Ricorrono in questo 21 settembre gli ottant’anni dei moti materani contro l’occupazione tedesca. Erano passate appena poche settimane dalla fuga del re a Brindisi quando a Matera l’esercito di Hitler in ritirata si scontrò con l’ostilità della popolazione, esasperata dalle continue vessazioni subite dai militari tedeschi in transito e dai loro saccheggi. Quando poi due di questi militari, introdottisi in una gioielleria, pretesero la consegna di tutti gli oggetti d’oro, la popolazione insorse uccidendo i due militari. Poco dopo un ufficiale tedesco veniva accoltellato in una sala da barba del centro cittadino. Per reazione, i tedeschi assaltarono la centrale elettrica, nel tentativo di lasciare la città senza energia elettrica, uccidendo quattro civili. Ma indubbiamente l’episodio più grave fu quello di minare e fare saltare in aria il palazzo della Milizia dove persero la vita altri quindici persone.
Dovettero trascorrere però parecchi anni prima che fosse riconosciuto alla popolazione materana il merito dell’insurrezione contro il nemico tedesco. Matera, tra l’altro, fu la prima città a insorgere contro le forze di occupazione. Sarà soltanto il presidente Mattarella a conferire nel 2016 alla città di Matera la medaglia d’oro al valor civile per “atti di eroismo e di martirio per contrastare la violenza perpetrata dagli occupanti”.
Infatti, negli anni del dopoguerra il movimento di resistenza, nelle ricostruzioni storiche, veniva inizialmente circoscritto all’area di azione delle formazioni partigiane; agli atti di insurrezione nel “Regno del Sud”, come fu a Matera nel 21 settembre del ‘43, non sempre veniva riconosciuto quel carattere resistenziale che avevano.
Non si può certamente negare il contributo che queste insorgenze del sud hanno dato alla Liberazione. Non si possono dimenticare, a questo proposito, le trasmissioni di Radio Bari, “libera voce” della democrazia. Come prezioso fu il contributo del Secondo corpo d’armata polacca, i liberatori di Montecassino, che stabilirono proprio a Matera una delle loro basi. I materani hanno ancora oggi una viva memoria del passaggio dei polacchi. Che non era un esercito regolare; si trattava piuttosto di fuoriusciti, tra i quali molte donne e molti anziani, che vollero dare il loro contributo alla lotta di liberazione del fraterno popolo italiano «all’insegna del motto: “Tutti gli uomini liberi sono fratelli”» come ha scritto Luciano Garibaldi.

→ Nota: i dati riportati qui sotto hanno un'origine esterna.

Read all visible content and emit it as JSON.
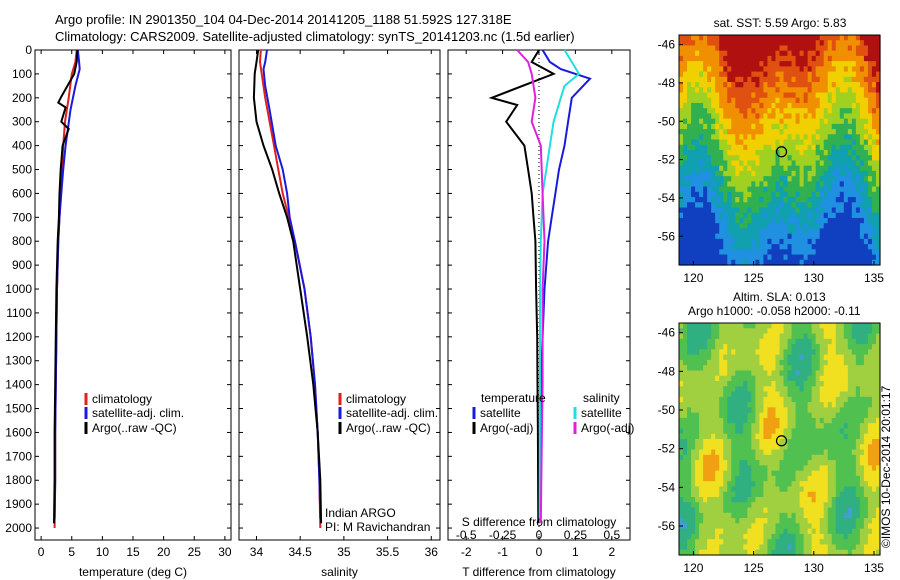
{
  "header": {
    "line1": "Argo profile: IN 2901350_104 04-Dec-2014 20141205_1188 51.592S 127.318E",
    "line2": "Climatology: CARS2009. Satellite-adjusted climatology: synTS_20141203.nc (1.5d earlier)"
  },
  "colors": {
    "climatology": "#e0201c",
    "satellite": "#1a1adc",
    "argo": "#000000",
    "satellite_salinity": "#22dede",
    "argo_salinity": "#e020e0"
  },
  "chart_data": [
    {
      "type": "line",
      "name": "temperature-profile",
      "xlabel": "temperature (deg C)",
      "ylim": [
        2050,
        0
      ],
      "xlim": [
        -1,
        31
      ],
      "xticks": [
        0,
        5,
        10,
        15,
        20,
        25,
        30
      ],
      "yticks": [
        0,
        100,
        200,
        300,
        400,
        500,
        600,
        700,
        800,
        900,
        1000,
        1100,
        1200,
        1300,
        1400,
        1500,
        1600,
        1700,
        1800,
        1900,
        2000
      ],
      "legend": [
        "climatology",
        "satellite-adj. clim.",
        "Argo(..raw -QC)"
      ],
      "series": [
        {
          "name": "climatology",
          "color_key": "climatology",
          "x": [
            5.8,
            5.6,
            5.0,
            4.5,
            3.9,
            3.6,
            3.4,
            3.2,
            3.0,
            2.8,
            2.6,
            2.5,
            2.4,
            2.3,
            2.3,
            2.2
          ],
          "y": [
            0,
            50,
            100,
            200,
            300,
            400,
            500,
            600,
            700,
            800,
            1000,
            1200,
            1400,
            1600,
            1800,
            2000
          ]
        },
        {
          "name": "satellite-adj. clim.",
          "color_key": "satellite",
          "x": [
            6.0,
            6.2,
            6.3,
            5.6,
            4.8,
            4.0,
            3.6,
            3.3,
            3.0,
            2.8,
            2.6,
            2.5,
            2.4,
            2.3,
            2.3,
            2.2
          ],
          "y": [
            0,
            50,
            80,
            150,
            250,
            400,
            500,
            600,
            700,
            800,
            1000,
            1200,
            1400,
            1600,
            1800,
            1960
          ]
        },
        {
          "name": "Argo(..raw -QC)",
          "color_key": "argo",
          "x": [
            5.9,
            5.8,
            5.4,
            3.2,
            2.8,
            4.0,
            3.3,
            4.5,
            3.5,
            3.2,
            3.0,
            2.9,
            2.7,
            2.5,
            2.4,
            2.3,
            2.2,
            2.2,
            2.1
          ],
          "y": [
            0,
            50,
            100,
            200,
            220,
            240,
            300,
            330,
            400,
            500,
            600,
            700,
            800,
            1000,
            1200,
            1400,
            1600,
            1800,
            1980
          ]
        }
      ]
    },
    {
      "type": "line",
      "name": "salinity-profile",
      "xlabel": "salinity",
      "ylim": [
        2050,
        0
      ],
      "xlim": [
        33.8,
        36.1
      ],
      "xticks": [
        34,
        34.5,
        35,
        35.5,
        36
      ],
      "xticklabels": [
        "34",
        "34.5",
        "35",
        "35.5",
        "36"
      ],
      "legend": [
        "climatology",
        "satellite-adj. clim.",
        "Argo(..raw -QC)"
      ],
      "annotations": [
        "Indian ARGO",
        "PI: M Ravichandran"
      ],
      "series": [
        {
          "name": "climatology",
          "color_key": "climatology",
          "x": [
            34.05,
            34.04,
            34.06,
            34.1,
            34.15,
            34.2,
            34.25,
            34.3,
            34.37,
            34.44,
            34.55,
            34.62,
            34.67,
            34.7,
            34.72,
            34.73
          ],
          "y": [
            0,
            50,
            100,
            200,
            300,
            400,
            500,
            600,
            700,
            800,
            1000,
            1200,
            1400,
            1600,
            1800,
            2000
          ]
        },
        {
          "name": "satellite-adj. clim.",
          "color_key": "satellite",
          "x": [
            34.12,
            34.1,
            34.08,
            34.1,
            34.15,
            34.22,
            34.3,
            34.35,
            34.38,
            34.44,
            34.55,
            34.62,
            34.67,
            34.7,
            34.72,
            34.73
          ],
          "y": [
            0,
            50,
            80,
            150,
            250,
            400,
            500,
            600,
            700,
            800,
            1000,
            1200,
            1400,
            1600,
            1800,
            1960
          ]
        },
        {
          "name": "Argo(..raw -QC)",
          "color_key": "argo",
          "x": [
            34.02,
            34.0,
            33.98,
            33.97,
            34.0,
            34.08,
            34.18,
            34.26,
            34.35,
            34.42,
            34.5,
            34.58,
            34.65,
            34.7,
            34.73,
            34.74
          ],
          "y": [
            0,
            50,
            100,
            200,
            300,
            400,
            500,
            600,
            700,
            800,
            1000,
            1200,
            1400,
            1600,
            1800,
            1980
          ]
        }
      ]
    },
    {
      "type": "line",
      "name": "difference-profile",
      "xlabel": "T difference from climatology",
      "top_axis_label": "S difference from climatology",
      "xlim": [
        -2.5,
        2.5
      ],
      "xticks": [
        -2,
        -1,
        0,
        1,
        2
      ],
      "top_xlim": [
        -0.625,
        0.625
      ],
      "top_xticks": [
        -0.5,
        -0.25,
        0,
        0.25,
        0.5
      ],
      "top_xticklabels": [
        "-0.5",
        "-0.25",
        "0",
        "0.25",
        "0.5"
      ],
      "legend_headers": [
        "temperature",
        "salinity"
      ],
      "legend": [
        "satellite",
        "Argo(-adj)",
        "satellite",
        "Argo(-adj)"
      ],
      "series": [
        {
          "name": "satellite",
          "group": "temperature",
          "color_key": "satellite",
          "x": [
            0.1,
            0.3,
            0.6,
            1.4,
            0.9,
            0.8,
            0.7,
            0.55,
            0.45,
            0.35,
            0.25,
            0.15,
            0.1,
            0.05,
            0.03,
            0.02
          ],
          "y": [
            0,
            50,
            80,
            120,
            200,
            300,
            400,
            500,
            600,
            700,
            800,
            1000,
            1200,
            1400,
            1600,
            1960
          ]
        },
        {
          "name": "Argo(-adj)",
          "group": "temperature",
          "color_key": "argo",
          "x": [
            0.0,
            -0.2,
            0.4,
            -1.3,
            -0.6,
            -0.9,
            -0.4,
            -0.3,
            -0.2,
            -0.15,
            -0.1,
            -0.08,
            -0.05,
            -0.04,
            -0.03,
            -0.02
          ],
          "y": [
            0,
            50,
            100,
            200,
            230,
            300,
            400,
            500,
            600,
            700,
            800,
            1000,
            1200,
            1400,
            1600,
            1980
          ]
        },
        {
          "name": "satellite",
          "group": "salinity",
          "color_key": "satellite_salinity",
          "x": [
            0.7,
            0.9,
            1.1,
            0.7,
            0.6,
            0.4,
            0.3,
            0.2,
            0.1,
            0.05,
            0.03,
            0.02
          ],
          "y": [
            0,
            50,
            100,
            150,
            200,
            300,
            400,
            500,
            600,
            800,
            1000,
            1960
          ]
        },
        {
          "name": "Argo(-adj)",
          "group": "salinity",
          "color_key": "argo_salinity",
          "x": [
            -0.6,
            -0.3,
            -0.2,
            -0.1,
            -0.2,
            0.05,
            0.1,
            0.15,
            0.1,
            0.1,
            0.1,
            0.08,
            0.05
          ],
          "y": [
            0,
            50,
            100,
            200,
            300,
            400,
            600,
            800,
            1000,
            1200,
            1400,
            1600,
            1980
          ]
        }
      ]
    },
    {
      "type": "heatmap",
      "name": "sst-map",
      "title": "sat. SST: 5.59 Argo: 5.83",
      "xlim": [
        118.8,
        135.5
      ],
      "ylim": [
        -57.5,
        -45.5
      ],
      "xticks": [
        120,
        125,
        130,
        135
      ],
      "yticks": [
        -46,
        -48,
        -50,
        -52,
        -54,
        -56
      ],
      "marker": {
        "lon": 127.318,
        "lat": -51.592
      },
      "colorscale": [
        "#b01010",
        "#e05010",
        "#f09000",
        "#f0d000",
        "#a0d020",
        "#30b050",
        "#10a0b0",
        "#2090e0",
        "#1040c0"
      ]
    },
    {
      "type": "heatmap",
      "name": "sla-map",
      "title_line1": "Altim. SLA: 0.013",
      "title_line2": "Argo h1000: -0.058 h2000: -0.11",
      "xlim": [
        118.8,
        135.5
      ],
      "ylim": [
        -57.5,
        -45.5
      ],
      "xticks": [
        120,
        125,
        130,
        135
      ],
      "yticks": [
        -46,
        -48,
        -50,
        -52,
        -54,
        -56
      ],
      "marker": {
        "lon": 127.318,
        "lat": -51.592
      },
      "colorscale": [
        "#e04010",
        "#f0a010",
        "#f0e020",
        "#a0d040",
        "#50c050",
        "#30b080",
        "#40a0d0"
      ]
    }
  ],
  "watermark": "©IMOS 10-Dec-2014 20:01:17"
}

Resistenti furono anche i circa 700mila militari dell’esercito italiano che all’indomani dell’8 Settembre si rifiutarono di aderire alla Repubblica di Salò e quindi di confluire nell’esercito di occupazione tedesco. Il loro destino fu terribile, perché vennero deportati in massa verso i campi di internamento militare tedeschi. Nella tragedia della deportazione degli internati, molti furono i militari del meridione italiano. Furono proprio questi a subire le peggiori conseguenze. Separati dalla Linea Gotica nelle comunicazioni con le famiglie d’origine, non potevano sperare nemmeno nel recapito dei pacchi di viveri cui dipendeva la loro sopravvivenza. Bisogna ricordare anche che il cinismo tedesco privò loro del riconoscimento dello status di prigionieri di guerra e quindi dell’assistenza della Croce Rossa Internazionale.
Ovviamente, non pochi di questi internati, i cosiddetti IMI, erano di fede fascista. Nemmeno questi tradirono il “bene comune” della libertà della nazione, mettendo da parte le proprie convinzioni ideologiche e accettando anche loro di essere deportati. È questo certamente un paradosso difficile da inquadrare nella ricostruzione degli eventi, ma anche questo avvenne.
Tra gli internati vi fu anche Alessandro Natta, futuro segretario del Partito comunista italiano, che a questa terribile esperienza di deportazione dedicherà un libro e che intitolerà significativamente “L’altra resistenza”.
Perché la resistenza fu veramente un movimento di popolo che con l’idea di libertà contagiò in poco tempo tutta la nazione da nord a sud come si è visto anche nella reazione popolare materana del 21 Settembre.